Input [batch, seq, embed_dim]
      |
      +----+----+----+----+
      |    |    |    |    |
      v    v    v    v    v
     P1   P2   P3   P4  ...  (Proposer stacks)
      |    |    |    |    |
      v    v    v    v    v
Concatenate along feature dim
      |
      v
[batch, seq, num_proposers * proposer_hidden]
      |
      v
Dense projection to aggregator_hidden
      |
      v
+-----------------------------+
|   Aggregator Transformer    |
|   (larger, combines all)    |
+-----------------------------+
      |
      v
Final Norm -> Last Timestep
Output [batch, aggregator_hidden_size]

Design

Each proposer is a lightweight transformer stack that can specialize on different aspects of the input. The aggregator is typically larger and learns to combine the diverse proposals into a unified representation.

Usage

model = MixtureOfAgents.build(
  embed_dim: 287,
  num_proposers: 4,
  proposer_hidden_size: 128,
  aggregator_hidden_size: 256,
  proposer_layers: 2,
  aggregator_layers: 2
)

References

  • Wang et al., "Mixture-of-Agents Enhances Large Language Model Capabilities" (2024)

Summary

Types

Options for build/1.

Functions

Build a Mixture of Agents model.

Get the output size of a MixtureOfAgents model.
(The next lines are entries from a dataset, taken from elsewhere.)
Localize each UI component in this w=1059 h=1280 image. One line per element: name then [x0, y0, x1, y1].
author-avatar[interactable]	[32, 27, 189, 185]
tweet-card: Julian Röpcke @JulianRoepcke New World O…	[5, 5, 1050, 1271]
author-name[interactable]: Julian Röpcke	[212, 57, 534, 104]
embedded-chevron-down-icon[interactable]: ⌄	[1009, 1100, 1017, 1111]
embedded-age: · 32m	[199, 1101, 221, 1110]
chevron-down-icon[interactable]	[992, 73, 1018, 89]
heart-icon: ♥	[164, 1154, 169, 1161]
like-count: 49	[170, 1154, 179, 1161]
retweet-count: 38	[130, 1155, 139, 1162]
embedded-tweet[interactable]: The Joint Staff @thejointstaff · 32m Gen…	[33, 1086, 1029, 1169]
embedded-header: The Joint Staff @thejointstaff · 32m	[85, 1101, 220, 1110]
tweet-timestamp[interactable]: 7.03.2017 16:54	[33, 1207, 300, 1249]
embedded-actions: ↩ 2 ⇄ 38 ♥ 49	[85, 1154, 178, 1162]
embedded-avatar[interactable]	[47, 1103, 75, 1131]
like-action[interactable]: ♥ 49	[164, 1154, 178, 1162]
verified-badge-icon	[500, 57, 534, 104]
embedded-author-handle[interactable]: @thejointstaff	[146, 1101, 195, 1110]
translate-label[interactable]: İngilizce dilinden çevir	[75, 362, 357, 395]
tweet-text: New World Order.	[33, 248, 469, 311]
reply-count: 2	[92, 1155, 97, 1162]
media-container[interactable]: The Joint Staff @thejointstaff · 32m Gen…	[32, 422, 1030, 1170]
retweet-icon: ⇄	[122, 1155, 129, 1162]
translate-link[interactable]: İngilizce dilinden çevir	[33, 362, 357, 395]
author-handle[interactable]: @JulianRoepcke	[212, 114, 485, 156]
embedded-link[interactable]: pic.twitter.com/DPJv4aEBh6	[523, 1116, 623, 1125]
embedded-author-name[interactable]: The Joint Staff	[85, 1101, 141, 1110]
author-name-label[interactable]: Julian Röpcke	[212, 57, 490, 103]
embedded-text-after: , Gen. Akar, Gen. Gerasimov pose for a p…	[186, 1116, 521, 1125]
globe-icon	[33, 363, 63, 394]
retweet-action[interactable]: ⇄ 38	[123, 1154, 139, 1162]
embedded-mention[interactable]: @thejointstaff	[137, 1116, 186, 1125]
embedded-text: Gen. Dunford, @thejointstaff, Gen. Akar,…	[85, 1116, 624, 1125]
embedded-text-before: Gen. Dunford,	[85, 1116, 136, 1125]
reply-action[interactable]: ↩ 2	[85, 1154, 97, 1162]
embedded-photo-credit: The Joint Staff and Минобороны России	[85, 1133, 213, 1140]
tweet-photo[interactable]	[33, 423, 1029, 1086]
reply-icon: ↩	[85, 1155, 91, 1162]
Get recommended defaults for MixtureOfAgents.

Types

build_opt()

@type build_opt() ::
  {:aggregator_hidden_size, pos_integer()}
  | {:aggregator_layers, pos_integer()}
  | {:dropout, float()}
  | {:embed_dim, pos_integer()}
  | {:num_heads, pos_integer()}
  | {:num_proposers, pos_integer()}
  | {:proposer_hidden_size, pos_integer()}
  | {:proposer_layers, pos_integer()}
  | {:window_size, pos_integer()}

Options for build/1.

Functions

build(opts \\ [])

@spec build([build_opt()]) :: Axon.t()

Build a Mixture of Agents model.

Options

  • :embed_dim - Input embedding dimension (required)
  • :num_proposers - Number of proposer stacks (default: 4)
  • :proposer_hidden_size - Hidden size for each proposer (default: 128)
  • :aggregator_hidden_size - Hidden size for the aggregator (default: 256)
  • :proposer_layers - Number of layers per proposer (default: 2)
  • :aggregator_layers - Number of aggregator layers (default: 2)
  • :num_heads - Number of attention heads (default: 4)
  • :dropout - Dropout rate (default: 0.1)
  • :window_size - Sequence length (default: 60)

Returns

An Axon model outputting [batch, aggregator_hidden_size].

output_size(opts \\ [])

@spec output_size(keyword()) :: pos_integer()

Get the output size of a MixtureOfAgents model.